Feature I/O for TensorFlow
Project description
FIO
FIO is short for Feature I/O.
FIO is a concept stemming TensorFlow's low-level API. More specifically, FIO is a concept of how to join the methods dealing with the protocol buffers that write data to the TF.Record format and from the TF.Record format.
FIO works by defining your features once in a "schema"

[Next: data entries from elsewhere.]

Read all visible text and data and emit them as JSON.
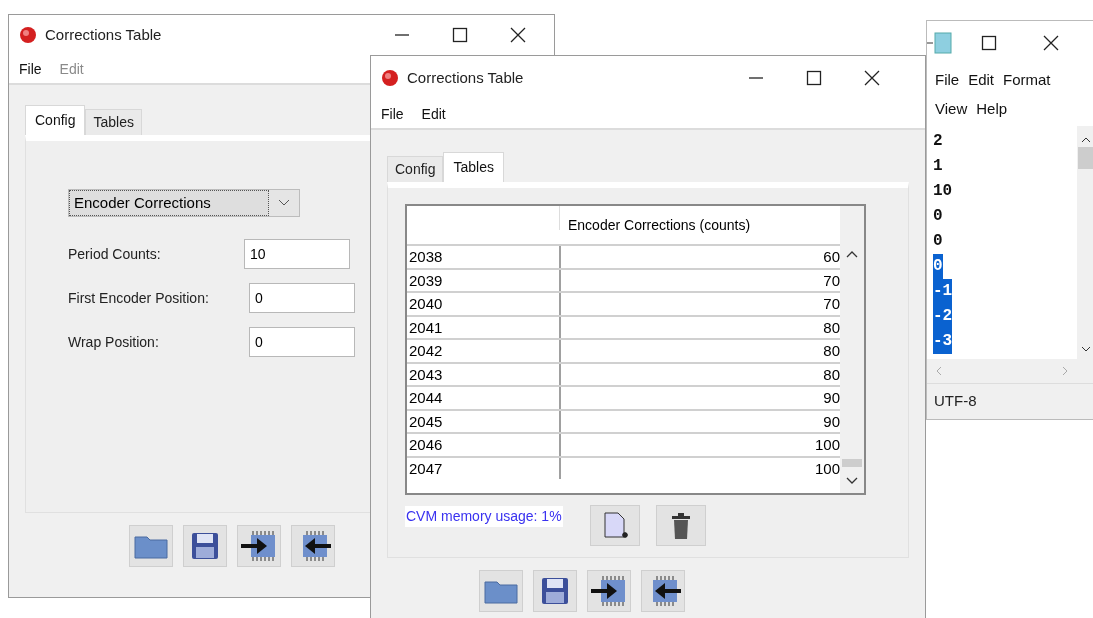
{
  "config_window": {
    "title": "Corrections Table",
    "menu": [
      {
        "label": "File",
        "disabled": false
      },
      {
        "label": "Edit",
        "disabled": true
      }
    ],
    "tabs": [
      {
        "label": "Config",
        "selected": true
      },
      {
        "label": "Tables",
        "selected": false
      }
    ],
    "dropdown": {
      "value": "Encoder Corrections"
    },
    "fields": [
      {
        "label": "Period Counts:",
        "value": "10"
      },
      {
        "label": "First Encoder Position:",
        "value": "0"
      },
      {
        "label": "Wrap Position:",
        "value": "0"
      }
    ],
    "toolbar": [
      {
        "kind": "open"
      },
      {
        "kind": "save"
      },
      {
        "kind": "download"
      },
      {
        "kind": "upload"
      }
    ]
  },
  "tables_window": {
    "title": "Corrections Table",
    "menu": [
      {
        "label": "File",
        "disabled": false
      },
      {
        "label": "Edit",
        "disabled": false
      }
    ],
    "tabs": [
      {
        "label": "Config",
        "selected": false
      },
      {
        "label": "Tables",
        "selected": true
      }
    ],
    "table": {
      "columns": [
        "Encoder Corrections (counts)"
      ],
      "rows": [
        [
          "2038",
          "60"
        ],
        [
          "2039",
          "70"
        ],
        [
          "2040",
          "70"
        ],
        [
          "2041",
          "80"
        ],
        [
          "2042",
          "80"
        ],
        [
          "2043",
          "80"
        ],
        [
          "2044",
          "90"
        ],
        [
          "2045",
          "90"
        ],
        [
          "2046",
          "100"
        ],
        [
          "2047",
          "100"
        ]
      ]
    },
    "memory_usage": "CVM memory usage: 1%",
    "actions": [
      {
        "kind": "new"
      },
      {
        "kind": "delete"
      }
    ],
    "toolbar": [
      {
        "kind": "open"
      },
      {
        "kind": "save"
      },
      {
        "kind": "download"
      },
      {
        "kind": "upload"
      }
    ]
  },
  "notepad": {
    "menu": [
      [
        "File",
        "Edit",
        "Format"
      ],
      [
        "View",
        "Help"
      ]
    ],
    "lines": [
      {
        "text": "2",
        "selected": false
      },
      {
        "text": "1",
        "selected": false
      },
      {
        "text": "10",
        "selected": false
      },
      {
        "text": "0",
        "selected": false
      },
      {
        "text": "0",
        "selected": false
      },
      {
        "text": "0",
        "selected": true
      },
      {
        "text": "-1",
        "selected": true
      },
      {
        "text": "-2",
        "selected": true
      },
      {
        "text": "-3",
        "selected": true
      }
    ],
    "status": "UTF-8"
  }
}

e.g. for "normal" features:
'my-features': {'length': 'fixed', 'dtype': tf.string, 'shape': []}
and we are done. Make this a tf.train.Example
or tf.train.SequenceExample
,
write to a record, and read from it.
For rank 2 features:
'seq': {
'length': 'fixed',
'dtype': tf.int64,
'shape': [3, 3],
'encode': 'channels',
'channel_names': ['Channel 1', 'Channel 2', 'Channel 3'],
'data_format': 'channels_last'
}
and we are done again. I can now encode this as a tf.train.Example
(with the
optional, but here provided channel names) or tf.train.SequenceExample
without the names.
See the Demo notebook
Useful resources
S.O.
How to decompose tensors for TF.Record How to recover TF Record data
Colab
Playing with Rank 2 Tensors and TF Records Recovering TF Records
Motivation
Disclaimer: I am not familiar with the intricacies of TF, Protocol Buffers, and the like. So my motivation here may actually not make sense to the experts who actually designed this for TF. From my uninformed view, I find parts of this interface cumbersome and lacking documentation and FIO is as much as an over-engineered solution to my specific problem (getting some data in and out of TF Records) as it is an exploration of what works regarding TF Records.
"Duplicate code"
Consider the exceptionally trivial data of writing and reading:
my_feature = 'hi'
from a TF.Record.
Example
To get this feature into a record we must first wrap this data as follows:
example = tf.train.Example(
features=tf.train.Features(
feature={
'my-feature': tf.train.Feature(
bytes_list=tf.train.BytesList(
value=[my_feature.encode()] # wrap as list
) # end byteslist
) # end feature
}
) # end features
) # end example
which returns:
features {
feature {
key: "my-feature"
value {
bytes_list {
value: "hi"
}
}
}
}
and we can write this to a record with:
with tf.python_io.TFRecordWriter('my_record.tfrecord') as writer:
writer.write(example.SerializeToString())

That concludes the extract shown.